Утром, перед рассветом, старик просыпается и долго лежит, глядя в потолок, собирая по капле силы, чтобы подняться и дожить хотя бы до вечера. Отмороженных ступней он не чувствует по утрам, они оживают позже, чем все остальное, словно выстояв долгую очередь, уже в валенках, после двух-трех кружек горячего сладкого чаю. Он полюбил сладкое, хотя всю жизнь обходился. Верно говорят: стар, как млад. Зашел намедни в магазин, купил хлеба и вдруг уловил себя на том, что стесняется попросить продавщицу Надю свешать ему полкило карамели – недавно совсем брал кило пряников, а Надя знает, что живет он один, внук навещает его редко, да и не похож внук на любителя карамели. Об этом все местные знают – что всю почти жизнь один. Когда был помоложе, мальчишки, ровесники внука, кричали вслед: «Елки-палки, лес густой, Андрюшка скачет холостой». Внук Алешка дрался, приходил домой в синяках и все спрашивал: «Дед, ну почему, почему они так?» Что он мог мальчонке объяснить тогда? Да и теперь вряд ли смог бы.
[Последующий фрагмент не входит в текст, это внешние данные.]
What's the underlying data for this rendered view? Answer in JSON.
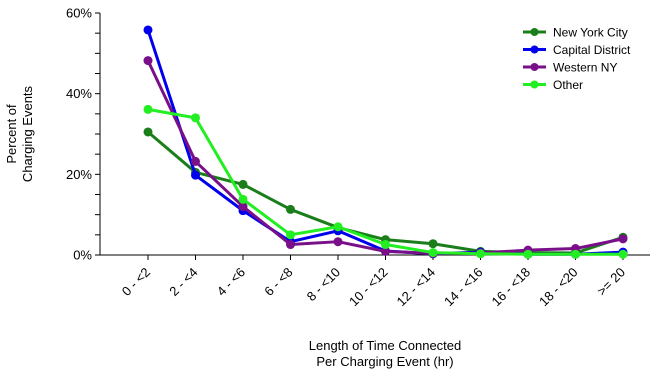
{
  "chart_data": {
    "type": "line",
    "title": "",
    "xlabel_lines": [
      "Length of Time Connected",
      "Per Charging Event (hr)"
    ],
    "ylabel_lines": [
      "Percent of",
      "Charging Events"
    ],
    "ylim": [
      0,
      60
    ],
    "yticks": [
      0,
      20,
      40,
      60
    ],
    "ytick_labels": [
      "0%",
      "20%",
      "40%",
      "60%"
    ],
    "grid": false,
    "legend_position": "top-right",
    "categories": [
      "0 - <2",
      "2 - <4",
      "4 - <6",
      "6 - <8",
      "8 - <10",
      "10 - <12",
      "12 - <14",
      "14 - <16",
      "16 - <18",
      "18 - <20",
      ">= 20"
    ],
    "series": [
      {
        "name": "New York City",
        "color": "#1a7f1a",
        "values": [
          30.5,
          20.5,
          17.5,
          11.3,
          6.8,
          3.8,
          2.8,
          0.9,
          0.6,
          0.5,
          4.4
        ]
      },
      {
        "name": "Capital District",
        "color": "#0000ee",
        "values": [
          55.8,
          19.8,
          11.0,
          3.3,
          6.0,
          1.0,
          0.3,
          0.7,
          0.2,
          0.2,
          0.7
        ]
      },
      {
        "name": "Western NY",
        "color": "#7a0f8a",
        "values": [
          48.2,
          23.2,
          12.0,
          2.6,
          3.3,
          0.9,
          0.4,
          0.5,
          1.2,
          1.6,
          4.0
        ]
      },
      {
        "name": "Other",
        "color": "#22ee22",
        "values": [
          36.1,
          34.0,
          13.8,
          5.0,
          7.0,
          2.6,
          0.6,
          0.3,
          0.2,
          0.2,
          0.2
        ]
      }
    ]
  }
}
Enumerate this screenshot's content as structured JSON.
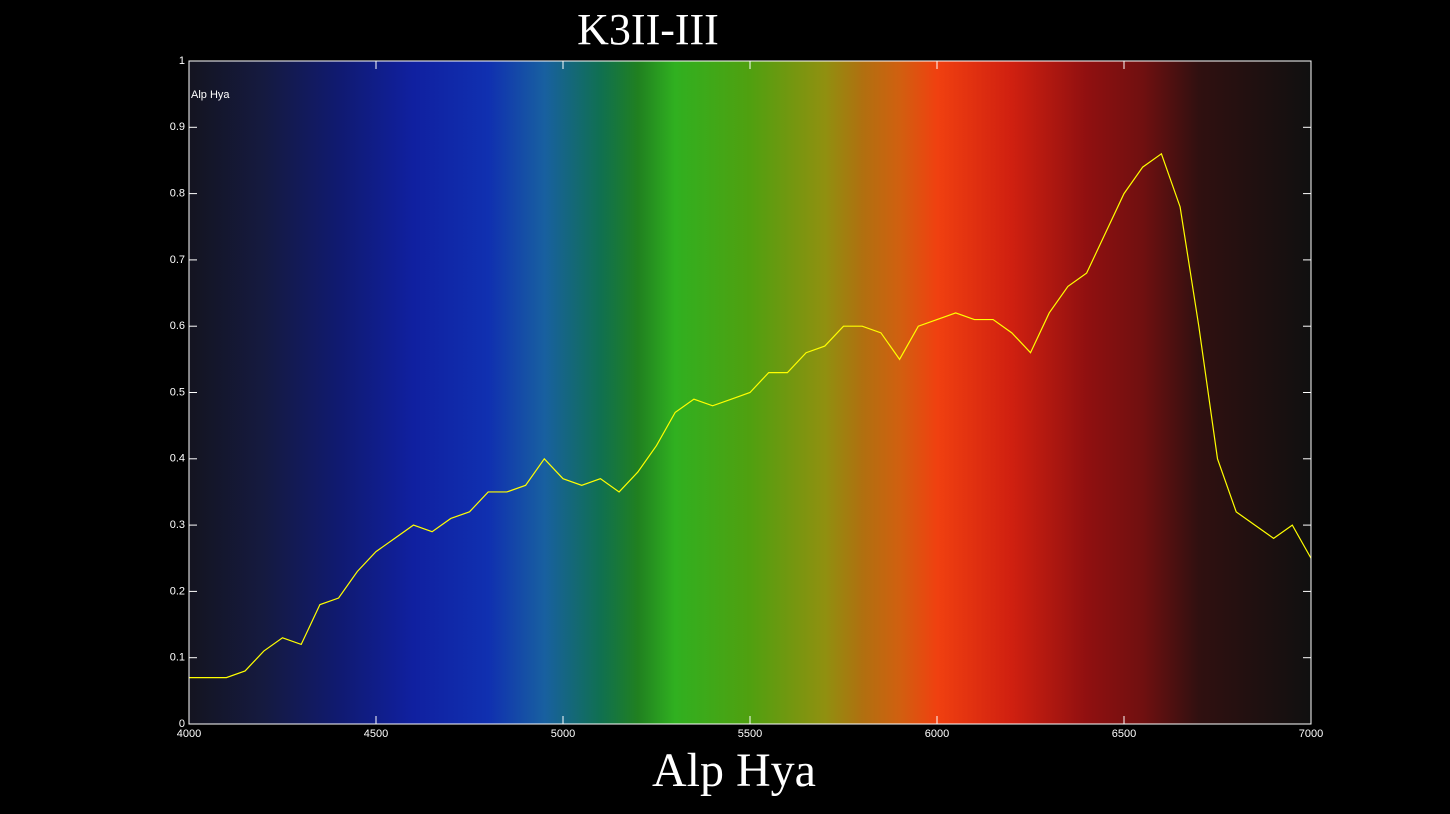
{
  "chart_data": {
    "type": "line",
    "title": "K3II-III",
    "xlabel": "Alp Hya",
    "x": [
      4000,
      4050,
      4100,
      4150,
      4200,
      4250,
      4300,
      4350,
      4400,
      4450,
      4500,
      4550,
      4600,
      4650,
      4700,
      4750,
      4800,
      4850,
      4900,
      4950,
      5000,
      5050,
      5100,
      5150,
      5200,
      5250,
      5300,
      5350,
      5400,
      5450,
      5500,
      5550,
      5600,
      5650,
      5700,
      5750,
      5800,
      5850,
      5900,
      5950,
      6000,
      6050,
      6100,
      6150,
      6200,
      6250,
      6300,
      6350,
      6400,
      6450,
      6500,
      6550,
      6600,
      6650,
      6700,
      6750,
      6800,
      6850,
      6900,
      6950,
      7000
    ],
    "series": [
      {
        "name": "Alp Hya",
        "color": "#ffff00",
        "values": [
          0.07,
          0.07,
          0.07,
          0.08,
          0.11,
          0.13,
          0.12,
          0.18,
          0.19,
          0.23,
          0.26,
          0.28,
          0.3,
          0.29,
          0.31,
          0.32,
          0.35,
          0.35,
          0.36,
          0.4,
          0.37,
          0.36,
          0.37,
          0.35,
          0.38,
          0.42,
          0.47,
          0.49,
          0.48,
          0.49,
          0.5,
          0.53,
          0.53,
          0.56,
          0.57,
          0.6,
          0.6,
          0.59,
          0.55,
          0.6,
          0.61,
          0.62,
          0.61,
          0.61,
          0.59,
          0.56,
          0.62,
          0.66,
          0.68,
          0.74,
          0.8,
          0.84,
          0.86,
          0.78,
          0.6,
          0.4,
          0.32,
          0.3,
          0.28,
          0.3,
          0.25
        ]
      }
    ],
    "xlim": [
      4000,
      7000
    ],
    "ylim": [
      0,
      1
    ],
    "xticks": [
      4000,
      4500,
      5000,
      5500,
      6000,
      6500,
      7000
    ],
    "yticks": [
      0,
      0.1,
      0.2,
      0.3,
      0.4,
      0.5,
      0.6,
      0.7,
      0.8,
      0.9,
      1
    ],
    "grid": false
  }
}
Стар, как млад. Дашенька утащила из дома два больших пряника, они сидят во ржи, лакомятся и мечтают о том, как вырастут, обвенчаются и будут есть только пряники, шоколад, восточные сладости из лавки купца Воронина. Мечтает Даша, а он посмеивается, он уже ученик. Пахнет сладко клевером, рисуют высоко над полем четкие геометрические фигуры стрижи…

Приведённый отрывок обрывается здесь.